Zucchini Cake II

This is my son’s favorite cake. It stays very moist. I usually frost it with cream cheese frosting, but it is also great plain. It can be baked in 2 loaf pans for zucchini bread.

Zucchini Cake II


  • 2 cups all-purpose flour
  • 2 teaspoons baking soda
  • 1 teaspoon salt
  • 1/4 teaspoon baking powder
  • 3 teaspoons ground cinnamon
  • 3 eggs
  • 1 cup vegetable oil
  • 1 1/2 cups white sugar
  • 2 cups grated zucchini
  • 2 teaspoons vanilla extract
  • 1 cup chopped walnuts


1 Preheat oven to 350 degrees F (175 degrees C). Lightly grease one 13×9 inch baking pan.

2 Combine eggs, oil, sugar, grated zucchini, and vanilla. Beat until well mixed. Stir in the flour, baking soda, salt, baking powder, and cinnamon and mix until just combined. Stir in the chopped nuts. Pour batter into prepared pan.

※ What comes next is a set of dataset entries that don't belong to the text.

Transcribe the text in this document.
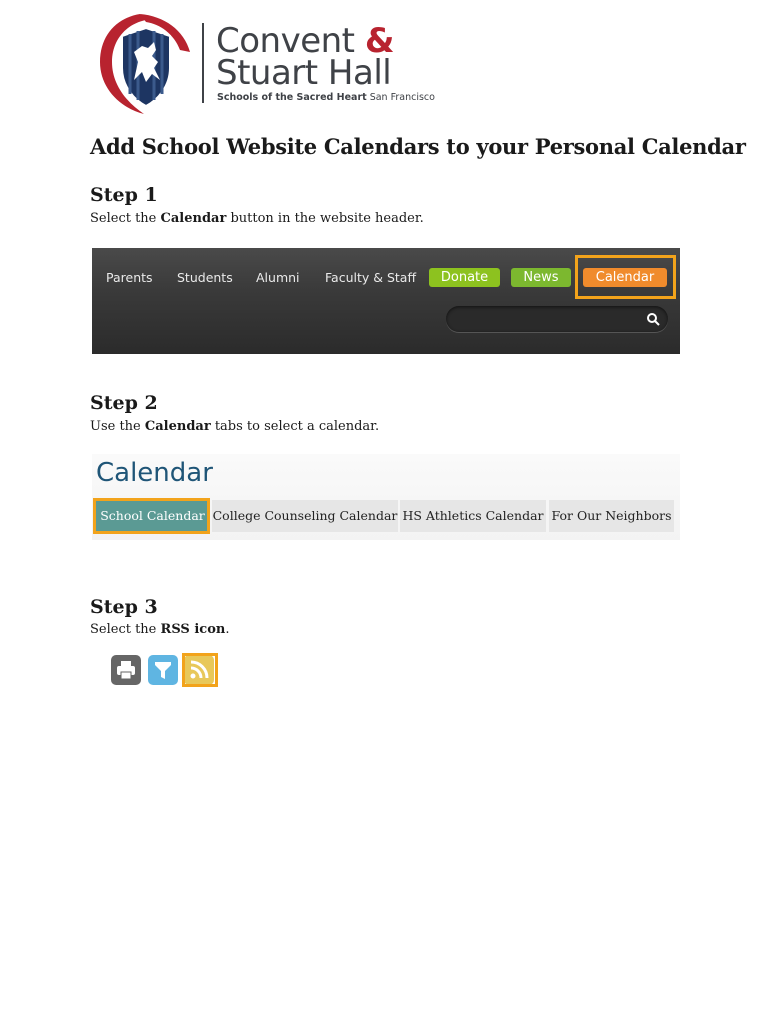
Convent &
Stuart Hall
Schools of the Sacred Heart San Francisco
Add School Website Calendars to your Personal Calendar
Step 1
Select the Calendar button in the website header.
Parents Students Alumni Faculty & Staff	Donate	News	Calendar
Step 2
Use the Calendar tabs to select a calendar.
Calendar
School Calendar College Counseling Calendar HS Athletics Calendar For Our Neighbors
Step 3
Select the RSS icon.
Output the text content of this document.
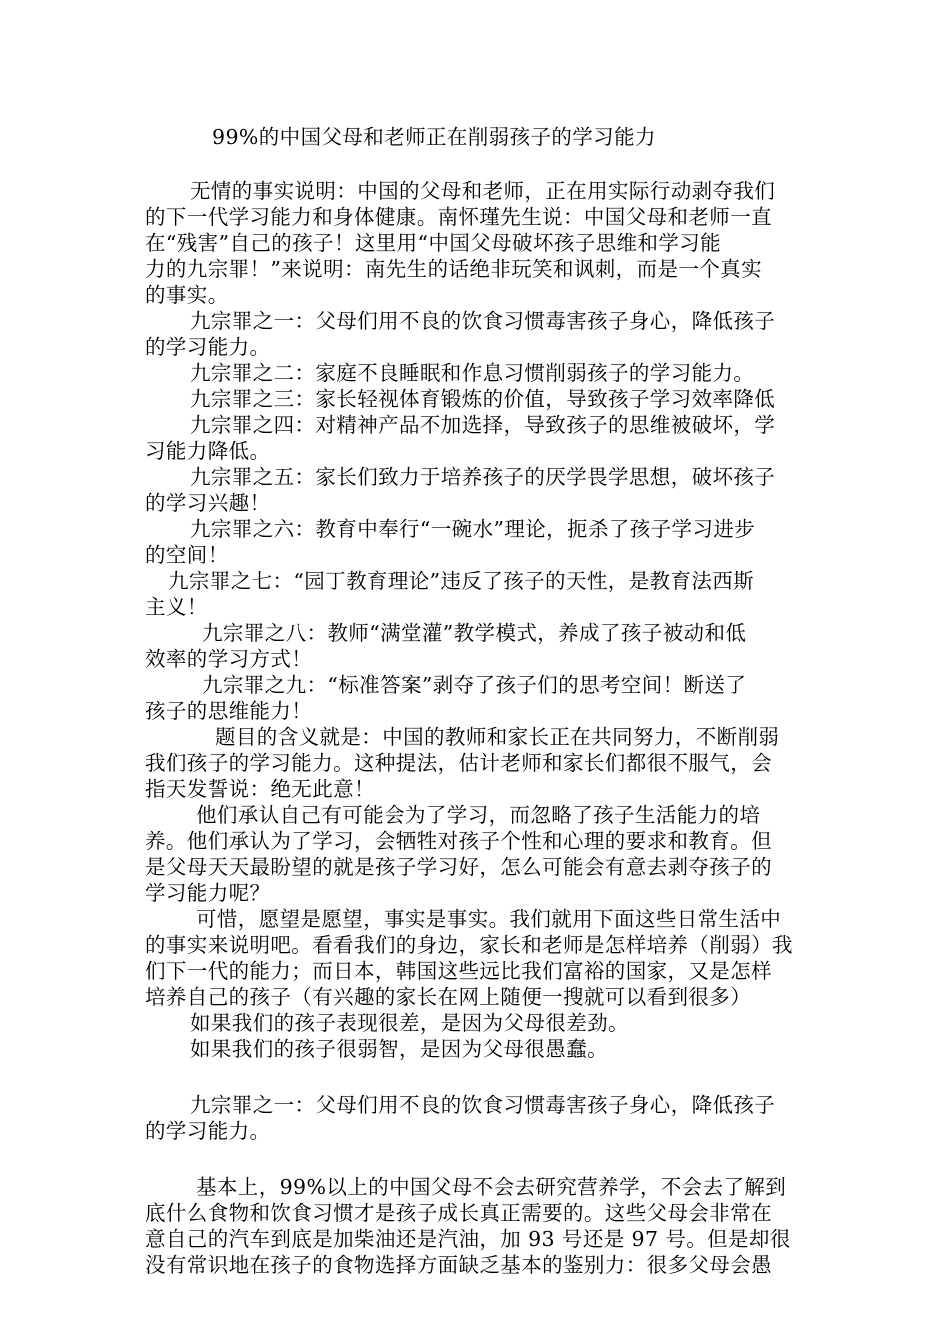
99%的中国父母和老师正在削弱孩子的学习能力

无情的事实说明：中国的父母和老师，正在用实际行动剥夺我们

的下一代学习能力和身体健康。南怀瑾先生说：中国父母和老师一直

在“残害”自己的孩子！这里用“中国父母破坏孩子思维和学习能

力的九宗罪！”来说明：南先生的话绝非玩笑和讽刺，而是一个真实

的事实。

九宗罪之一：父母们用不良的饮食习惯毒害孩子身心，降低孩子

的学习能力。

九宗罪之二：家庭不良睡眠和作息习惯削弱孩子的学习能力。

九宗罪之三：家长轻视体育锻炼的价值，导致孩子学习效率降低

九宗罪之四：对精神产品不加选择，导致孩子的思维被破坏，学

习能力降低。

九宗罪之五：家长们致力于培养孩子的厌学畏学思想，破坏孩子

的学习兴趣！

九宗罪之六：教育中奉行“一碗水”理论，扼杀了孩子学习进步

的空间！

九宗罪之七：“园丁教育理论”违反了孩子的天性，是教育法西斯

主义！

九宗罪之八：教师“满堂灌”教学模式，养成了孩子被动和低

效率的学习方式！

九宗罪之九：“标准答案”剥夺了孩子们的思考空间！断送了

孩子的思维能力！

题目的含义就是：中国的教师和家长正在共同努力，不断削弱

我们孩子的学习能力。这种提法，估计老师和家长们都很不服气，会

指天发誓说：绝无此意！

他们承认自己有可能会为了学习，而忽略了孩子生活能力的培

养。他们承认为了学习，会牺牲对孩子个性和心理的要求和教育。但

是父母天天最盼望的就是孩子学习好，怎么可能会有意去剥夺孩子的

学习能力呢？

可惜，愿望是愿望，事实是事实。我们就用下面这些日常生活中

的事实来说明吧。看看我们的身边，家长和老师是怎样培养（削弱）我

们下一代的能力；而日本，韩国这些远比我们富裕的国家，又是怎样

培养自己的孩子（有兴趣的家长在网上随便一搜就可以看到很多）

如果我们的孩子表现很差，是因为父母很差劲。

如果我们的孩子很弱智，是因为父母很愚蠢。

九宗罪之一：父母们用不良的饮食习惯毒害孩子身心，降低孩子

的学习能力。

基本上，99%以上的中国父母不会去研究营养学，不会去了解到

底什么食物和饮食习惯才是孩子成长真正需要的。这些父母会非常在

意自己的汽车到底是加柴油还是汽油，加 93 号还是 97 号。但是却很

没有常识地在孩子的食物选择方面缺乏基本的鉴别力：很多父母会愚
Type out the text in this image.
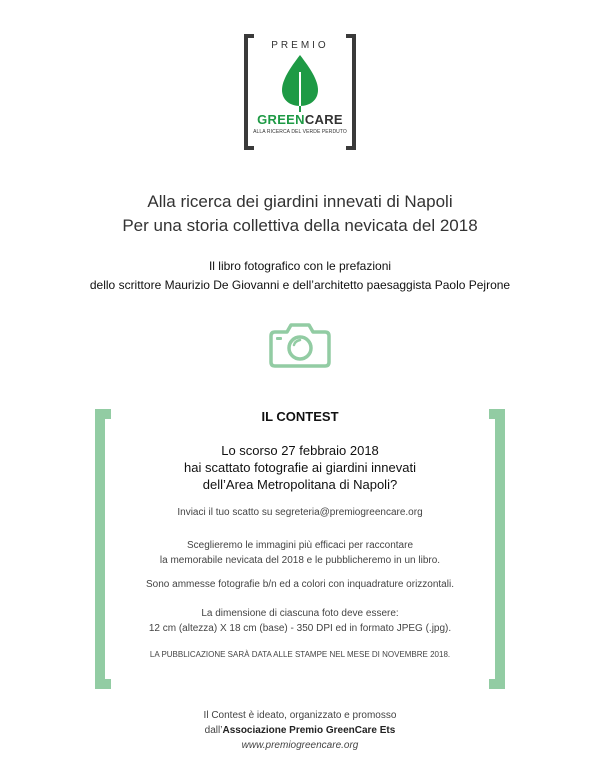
PREMIO
GREENCARE
ALLA RICERCA DEL VERDE PERDUTO
Alla ricerca dei giardini innevati di Napoli
Per una storia collettiva della nevicata del 2018
Il libro fotografico con le prefazioni
dello scrittore Maurizio De Giovanni e dell’architetto paesaggista Paolo Pejrone
IL CONTEST
Lo scorso 27 febbraio 2018
hai scattato fotografie ai giardini innevati
dell’Area Metropolitana di Napoli?
Inviaci il tuo scatto su segreteria@premiogreencare.org
Sceglieremo le immagini più efficaci per raccontare
la memorabile nevicata del 2018 e le pubblicheremo in un libro.
Sono ammesse fotografie b/n ed a colori con inquadrature orizzontali.
La dimensione di ciascuna foto deve essere:
12 cm (altezza) X 18 cm (base) - 350 DPI ed in formato JPEG (.jpg).
LA PUBBLICAZIONE SARÀ DATA ALLE STAMPE NEL MESE DI NOVEMBRE 2018.
Il Contest è ideato, organizzato e promosso
dall’Associazione Premio GreenCare Ets
www.premiogreencare.org
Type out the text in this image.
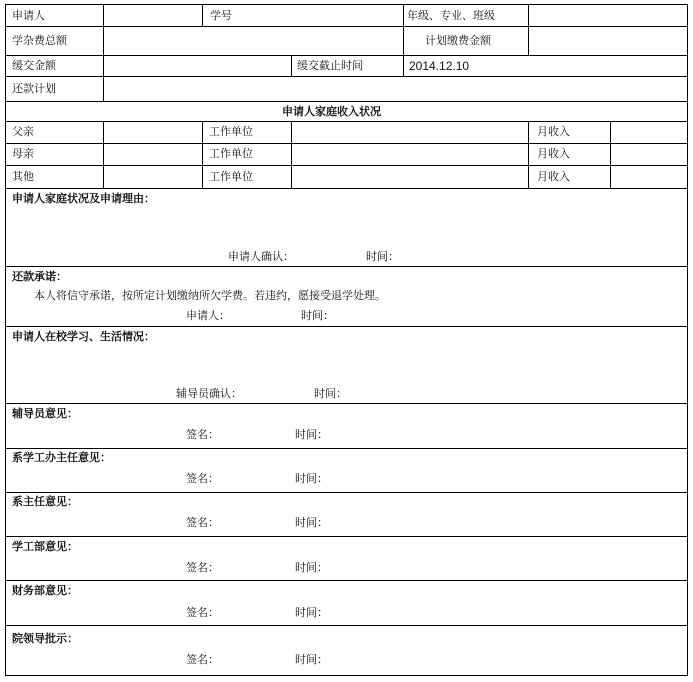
申请人	学号	年级、专业、班级
学杂费总额	计划缴费金额
缓交金额	缓交截止时间	2014.12.10
还款计划
申请人家庭收入状况
父亲	工作单位	月收入
母亲	工作单位	月收入
其他	工作单位	月收入
申请人家庭状况及申请理由：
申请人确认：	时间：
还款承诺：
本人将信守承诺，按所定计划缴纳所欠学费。若违约，愿接受退学处理。
申请人：	时间：
申请人在校学习、生活情况：
辅导员确认：	时间：
辅导员意见：
签名：	时间：
系学工办主任意见：
签名：	时间：
系主任意见：
签名：	时间：
学工部意见：
签名：	时间：
财务部意见：
签名：	时间：
院领导批示：
签名：	时间：
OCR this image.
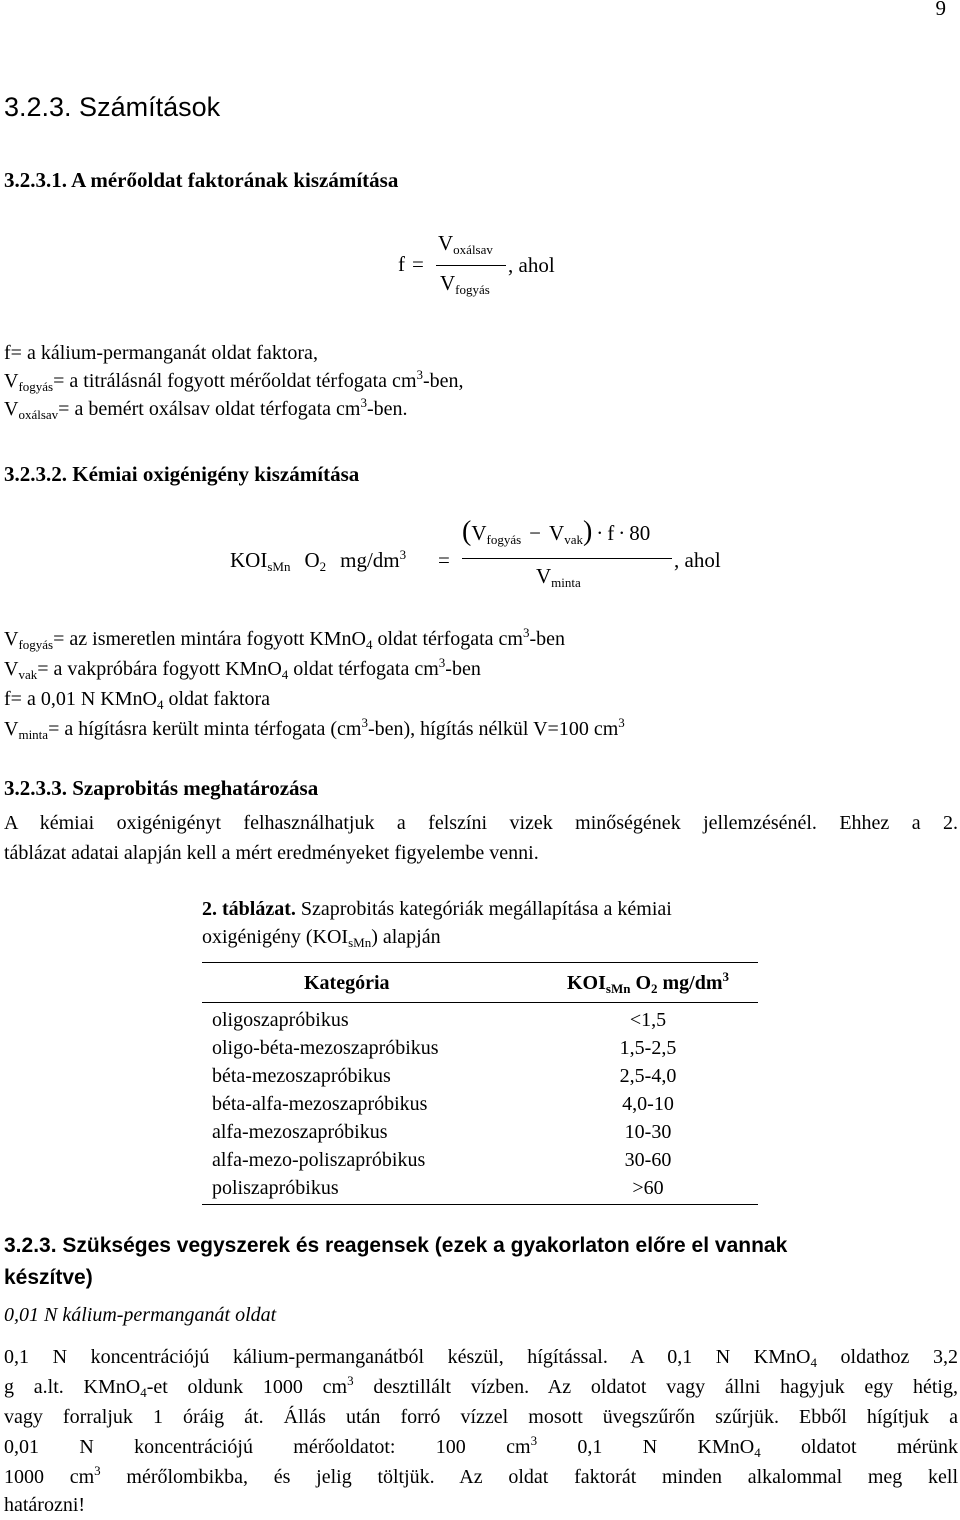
9
3.2.3. Számítások
3.2.3.1. A mérőoldat faktorának kiszámítása
f =
$V_{oxálsav}$
$V_{fogyás}$
, ahol
f= a kálium-permanganát oldat faktora,
$V_{fogyás}= a$ titrálásnál fogyott mérőoldat térfogata $cm^3$-ben,
$V_{oxálsav}= a$ bemért oxálsav oldat térfogata $cm^3$-ben.
3.2.3.2. Kémiai oxigénigény kiszámítása
$KOI_{sMn}$ $O_2$ $mg/dm^3$ =
$(V_{fogyás} - V_{vak}) \cdot f \cdot 80$
$V_{minta}$
, ahol
$V_{fogyás}=$ az ismeretlen mintára fogyott KMnO$_4$ oldat térfogata $cm^3$-ben
$V_{vak}= a$ vakpróbára fogyott KMnO$_4$ oldat térfogata $cm^3$-ben
f= a 0,01 N KMnO$_4$ oldat faktora
$V_{minta}= a$ hígításra került minta térfogata $(cm^3-ben)$, hígítás nélkül V=100 $cm^3$
3.2.3.3. Szaprobitás meghatározása
A kémiai oxigénigényt felhasználhatjuk a felszíni vizek minőségének jellemzésénél. Ehhez a 2.
táblázat adatai alapján kell a mért eredményeket figyelembe venni.
2. táblázat. Szaprobitás kategóriák megállapítása a kémiai
oxigénigény $(KOI_{sMn})$ alapján
Kategória	$KOI_{sMn}$ $O_2$ $mg/dm^3$
oligoszapróbikus	<1,5
oligo-béta-mezoszapróbikus	1,5-2,5
béta-mezoszapróbikus	2,5-4,0
béta-alfa-mezoszapróbikus	4,0-10
alfa-mezoszapróbikus	10-30
alfa-mezo-poliszapróbikus	30-60
poliszapróbikus	>60
3.2.3. Szükséges vegyszerek és reagensek (ezek a gyakorlaton előre el vannak
készítve)
0,01 N kálium-permanganát oldat
0,1 N koncentrációjú kálium-permanganátból készül, hígítással. A 0,1 N KMnO$_4$ oldathoz 3,2
g a.lt. KMnO$_4$-et oldunk 1000 $cm^3$ desztillált vízben. Az oldatot vagy állni hagyjuk egy hétig,
vagy forraljuk 1 óráig át. Állás után forró vízzel mosott üvegszűrőn szűrjük. Ebből hígítjuk a
0,01 N koncentrációjú mérőoldatot: 100 $cm^3$ 0,1 N KMnO$_4$ oldatot mérünk
1000 $cm^3$ mérőlombikba, és jelig töltjük. Az oldat faktorát minden alkalommal meg kell
határozni!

3 Bake at 350 degrees F(175 degrees C) for 45 minutes.

Comments (1)


We have a wheat and egg alergy in my house so I substituted the eggs for bananas and the flour for Bob's Red Mill Gluten Free Flour. I also skipped the nuts and added chocolate chips instead. I poured them into cupcake tins and sent some to school with my daugther for a snack and the rest I frosted and took to a potluck where they were a HUGE HIT! Enjoy!